Last week we explored the ways cultures and communities interact in the same time and space. This week we consider how characteristics, skills, loves and hatreds can span generations. This poem tells the story of a surprising shared activity that helped me see something across four generations, though I will never know precisely what the activity meant to those who came before nor to those who follow.
You have to get it at the root
my grandpa always said
as he dug into his perfect grass
If you just pull the top it comes right back
He'd hold the forked spade sure and easy in his palm
putter eyeing the birdie cup
a divining rod seeking the source of all
He'd spy a weed and the tool would
furrow past lush blades of succulent green
down between the spiked leaves that dared invade
and sever the thing just beneath the surface of the ground
Ah, you see? That one won't be back
The small town dentist of immigrant stock
made another clean extraction and
looked with pride at nature purified
Sometime after my grandpa died my lawyer dad
who cut and mended with words, not tools
began to hunt for weeds in his hitherto untended yard
A friend watching him one day puzzled over
his sudden love of unbroken turf
I told her about his sire, vigilant
against the yellow blooms and spreading leaves
Did he feel the thrust of an ancient seed?
Or reach an understanding with the stoic Nordic son
who really did walk ten miles in the snow each day
to go to school? Which root did he find
when he sighted down the slightly rusting blade?
I too bought a dandelion fork
one of the first things when I had a yard and kids and cares
I try to keep the prickles down but they love to gather buds of pure gold
and present them to me with anxious pride, breathe the seeds into the wind
I leave a portion of the yard for them
not just because of the ache in my lower back
and the fatigue of stooping low
but to leave some roots unbroken
and work for my children's chosen tools
-- Karen Lynn Erickson
Invitation for your writing:
Think of an object that came to you from a parent, grandparent, or ancestor, or of a skill or characteristic that you share with one of them. Write a poem where you pass the object back and forth, telling one another what it means, or where you describe the recognition you feel at a tone of voice, a tilt of the head, a way of laughing, an ability that you share.
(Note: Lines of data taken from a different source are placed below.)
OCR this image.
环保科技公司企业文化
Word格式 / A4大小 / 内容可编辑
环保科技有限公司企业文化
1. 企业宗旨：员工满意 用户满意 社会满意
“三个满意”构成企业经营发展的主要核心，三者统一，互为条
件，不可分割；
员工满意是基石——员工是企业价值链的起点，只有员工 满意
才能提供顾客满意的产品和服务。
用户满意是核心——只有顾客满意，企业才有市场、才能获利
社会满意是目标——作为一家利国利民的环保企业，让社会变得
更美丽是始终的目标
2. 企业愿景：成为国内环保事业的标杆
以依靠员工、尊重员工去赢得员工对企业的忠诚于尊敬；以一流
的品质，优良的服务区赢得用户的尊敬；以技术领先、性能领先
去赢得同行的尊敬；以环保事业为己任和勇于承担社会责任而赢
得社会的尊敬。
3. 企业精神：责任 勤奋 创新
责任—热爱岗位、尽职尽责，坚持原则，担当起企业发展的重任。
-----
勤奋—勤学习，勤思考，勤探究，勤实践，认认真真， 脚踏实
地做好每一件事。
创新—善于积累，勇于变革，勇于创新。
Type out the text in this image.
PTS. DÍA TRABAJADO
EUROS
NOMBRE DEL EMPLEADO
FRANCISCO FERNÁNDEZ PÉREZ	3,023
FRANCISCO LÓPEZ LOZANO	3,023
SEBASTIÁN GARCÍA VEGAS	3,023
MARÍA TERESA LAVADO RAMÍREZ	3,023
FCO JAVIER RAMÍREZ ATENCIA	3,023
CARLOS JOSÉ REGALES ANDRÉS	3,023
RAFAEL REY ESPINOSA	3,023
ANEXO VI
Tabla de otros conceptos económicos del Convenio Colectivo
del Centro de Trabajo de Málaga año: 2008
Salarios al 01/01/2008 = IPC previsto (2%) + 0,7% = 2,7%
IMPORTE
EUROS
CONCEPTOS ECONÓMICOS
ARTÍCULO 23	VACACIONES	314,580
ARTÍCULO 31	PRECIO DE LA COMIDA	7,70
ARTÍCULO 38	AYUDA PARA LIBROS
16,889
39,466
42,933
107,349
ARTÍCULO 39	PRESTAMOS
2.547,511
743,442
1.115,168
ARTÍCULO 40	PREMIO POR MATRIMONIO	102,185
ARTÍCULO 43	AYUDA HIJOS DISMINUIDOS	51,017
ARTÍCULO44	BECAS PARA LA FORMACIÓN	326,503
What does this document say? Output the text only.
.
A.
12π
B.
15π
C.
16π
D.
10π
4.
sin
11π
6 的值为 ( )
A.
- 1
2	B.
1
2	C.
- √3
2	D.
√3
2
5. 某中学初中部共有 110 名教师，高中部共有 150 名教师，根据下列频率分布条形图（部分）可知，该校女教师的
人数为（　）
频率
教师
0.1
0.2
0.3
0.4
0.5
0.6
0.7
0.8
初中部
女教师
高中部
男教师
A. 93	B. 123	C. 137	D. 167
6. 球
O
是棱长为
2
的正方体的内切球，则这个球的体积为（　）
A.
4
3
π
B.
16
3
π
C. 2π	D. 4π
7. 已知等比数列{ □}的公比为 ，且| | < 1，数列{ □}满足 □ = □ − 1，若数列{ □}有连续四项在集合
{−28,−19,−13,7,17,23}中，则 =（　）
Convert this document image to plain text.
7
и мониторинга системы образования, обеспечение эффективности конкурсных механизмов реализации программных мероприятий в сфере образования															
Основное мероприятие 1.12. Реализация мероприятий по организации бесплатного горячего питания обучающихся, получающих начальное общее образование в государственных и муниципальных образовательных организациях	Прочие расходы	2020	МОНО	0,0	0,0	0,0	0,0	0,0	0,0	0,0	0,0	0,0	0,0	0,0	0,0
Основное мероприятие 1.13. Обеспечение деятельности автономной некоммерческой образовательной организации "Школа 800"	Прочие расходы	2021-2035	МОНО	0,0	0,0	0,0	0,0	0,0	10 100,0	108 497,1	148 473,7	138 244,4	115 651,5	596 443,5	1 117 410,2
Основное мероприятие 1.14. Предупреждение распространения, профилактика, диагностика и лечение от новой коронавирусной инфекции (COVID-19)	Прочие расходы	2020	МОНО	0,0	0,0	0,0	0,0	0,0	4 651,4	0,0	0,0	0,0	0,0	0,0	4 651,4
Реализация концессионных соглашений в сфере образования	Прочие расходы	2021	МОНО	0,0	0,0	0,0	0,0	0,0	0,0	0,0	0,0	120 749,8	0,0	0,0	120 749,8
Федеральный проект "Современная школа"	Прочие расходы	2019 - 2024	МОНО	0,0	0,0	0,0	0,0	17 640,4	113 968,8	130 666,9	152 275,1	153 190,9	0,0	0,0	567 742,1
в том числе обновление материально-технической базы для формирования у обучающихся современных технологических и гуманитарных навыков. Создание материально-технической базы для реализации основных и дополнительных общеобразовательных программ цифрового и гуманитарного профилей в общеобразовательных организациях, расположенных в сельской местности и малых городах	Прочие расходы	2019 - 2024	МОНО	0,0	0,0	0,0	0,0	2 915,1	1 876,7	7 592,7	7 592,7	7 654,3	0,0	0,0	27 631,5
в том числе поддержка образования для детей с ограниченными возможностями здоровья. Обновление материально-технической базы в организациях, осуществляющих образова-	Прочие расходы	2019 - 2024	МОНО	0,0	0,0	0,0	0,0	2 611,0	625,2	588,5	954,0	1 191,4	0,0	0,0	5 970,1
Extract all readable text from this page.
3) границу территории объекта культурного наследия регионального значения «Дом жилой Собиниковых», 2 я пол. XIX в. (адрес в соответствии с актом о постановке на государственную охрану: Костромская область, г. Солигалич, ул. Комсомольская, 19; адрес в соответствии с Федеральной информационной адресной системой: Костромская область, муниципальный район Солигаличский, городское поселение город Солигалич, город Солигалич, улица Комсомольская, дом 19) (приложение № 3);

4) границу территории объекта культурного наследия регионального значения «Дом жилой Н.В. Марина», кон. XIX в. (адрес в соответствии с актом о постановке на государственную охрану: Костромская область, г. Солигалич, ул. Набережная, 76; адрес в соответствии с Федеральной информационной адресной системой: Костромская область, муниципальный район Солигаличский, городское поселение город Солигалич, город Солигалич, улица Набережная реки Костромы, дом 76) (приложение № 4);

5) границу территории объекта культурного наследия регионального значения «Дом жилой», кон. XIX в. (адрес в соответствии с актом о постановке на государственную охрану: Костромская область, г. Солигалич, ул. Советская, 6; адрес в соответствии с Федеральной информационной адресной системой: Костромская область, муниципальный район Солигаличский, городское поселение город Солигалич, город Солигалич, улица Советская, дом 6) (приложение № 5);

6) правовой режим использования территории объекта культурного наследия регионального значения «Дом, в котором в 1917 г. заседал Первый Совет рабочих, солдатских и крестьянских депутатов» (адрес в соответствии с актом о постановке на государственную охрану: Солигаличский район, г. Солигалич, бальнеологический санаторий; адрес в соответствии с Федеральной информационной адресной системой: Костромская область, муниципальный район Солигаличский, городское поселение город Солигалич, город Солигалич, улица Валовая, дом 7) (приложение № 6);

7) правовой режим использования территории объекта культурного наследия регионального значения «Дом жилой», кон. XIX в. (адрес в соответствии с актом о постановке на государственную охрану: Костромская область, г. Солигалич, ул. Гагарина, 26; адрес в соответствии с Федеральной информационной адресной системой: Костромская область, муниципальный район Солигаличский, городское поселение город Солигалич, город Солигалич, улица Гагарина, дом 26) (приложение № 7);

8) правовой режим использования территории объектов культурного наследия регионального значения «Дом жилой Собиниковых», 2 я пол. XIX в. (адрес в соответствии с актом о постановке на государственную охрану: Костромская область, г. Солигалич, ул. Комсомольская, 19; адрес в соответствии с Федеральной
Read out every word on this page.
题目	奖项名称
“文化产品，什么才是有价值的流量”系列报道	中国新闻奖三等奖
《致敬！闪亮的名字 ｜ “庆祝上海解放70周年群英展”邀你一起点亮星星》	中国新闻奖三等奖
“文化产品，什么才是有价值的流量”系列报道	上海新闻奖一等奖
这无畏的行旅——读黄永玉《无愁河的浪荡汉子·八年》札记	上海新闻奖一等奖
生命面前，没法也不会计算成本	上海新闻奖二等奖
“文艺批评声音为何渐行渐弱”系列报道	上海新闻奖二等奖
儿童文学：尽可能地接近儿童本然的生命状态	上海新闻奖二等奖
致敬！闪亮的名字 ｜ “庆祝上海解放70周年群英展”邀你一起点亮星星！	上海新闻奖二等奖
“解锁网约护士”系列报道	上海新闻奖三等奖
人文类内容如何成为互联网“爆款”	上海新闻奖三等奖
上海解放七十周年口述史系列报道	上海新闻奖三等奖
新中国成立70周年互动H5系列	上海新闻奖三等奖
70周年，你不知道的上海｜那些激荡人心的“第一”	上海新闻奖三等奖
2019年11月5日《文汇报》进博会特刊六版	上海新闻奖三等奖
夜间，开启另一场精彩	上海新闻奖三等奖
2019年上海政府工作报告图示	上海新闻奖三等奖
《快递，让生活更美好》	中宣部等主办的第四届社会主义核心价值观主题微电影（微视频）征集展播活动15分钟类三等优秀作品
Poetry can give us an avenue for entering imaginatively into what we know and don't know, about ourselves, about others. Some of our knowing and not knowing reveals itself horizontally through community groups that jostle one another, sharing space willingly or resentfully, perhaps most productively when we are seeking common ground. What we see in ourselves can be mirrored in people very like us, and very different from us. A few years ago, I wrote a poem called "Boarders," describing the feeling of being crowded out of my home by the refugees clamoring at the door. It ends with these lines:
Do I want to come inside this crowded
Or run to where no bodies touch
And isolation waits
Armed sterile bright?
Since I wrote that poem, the world and I have changed. I've spent the last four years volunteering one morning a week as an English language tutor for adult immigrants. And though more people arrive in our classes and in our country every day, seeking refuge, the world and my heart now seem spacious enough to give all of them a home. In Writing to Change the World, Mary Pipher says, "Everything really interesting happens at borders. Borders teem with life, color, and complexity." One of those borders is the one between cultures and languages. Sometimes poets write beyond the end of a poem they thought was finished. That's what I did, and here's the new poem, called not "Boarders" but "Borders."
In the crowded classroom at Discovery School
waves of language rise up in a tangle of tongues-
English is the lingua franca in this little world
its devilish inconsistencies
embellished with laughter and pantomime.
Here in this haven
as we toss questions back and forth over the borders-
Are you scared of death?
Will wars ever end?
How can we raise good children?
rumors and terrors fade
and friendships flourish.
The students come day after day
walking as tall and straight as queens and princes
or bent under old wounds or burdens they can't lay down-
A sister dead of starvation in south Sudan
A brother shot before her child-eyes in Mogadishu.
I've learned only one word in Somali-nur, hill, with a river of
trills at the end.
Every day we climb the hill of language, my students and I,
celebrating small successes with high fives, 2 thumbs up, or a pat on the back.
Sometimes we're nourished for the climb with a feast of sambusas or kababs.
One day we'll reach the top
and though we all know that our classroom isn't Heaven
we can almost see it from there--
the world as God dreams it
drenched in the dew of kindness
green with hope for peace.
"See you next Tuesday," I say.
"Inshallah," they reply.
"God willing," I agree.
--Mara Faulkner, OSB
Invitation for your writing : Write beyond the end of a poem you thought was finished (or at least abandoned some time in the past.) Or try writing between the lines of one of your poems. See if what appears between the lines is the real poem or part of the original.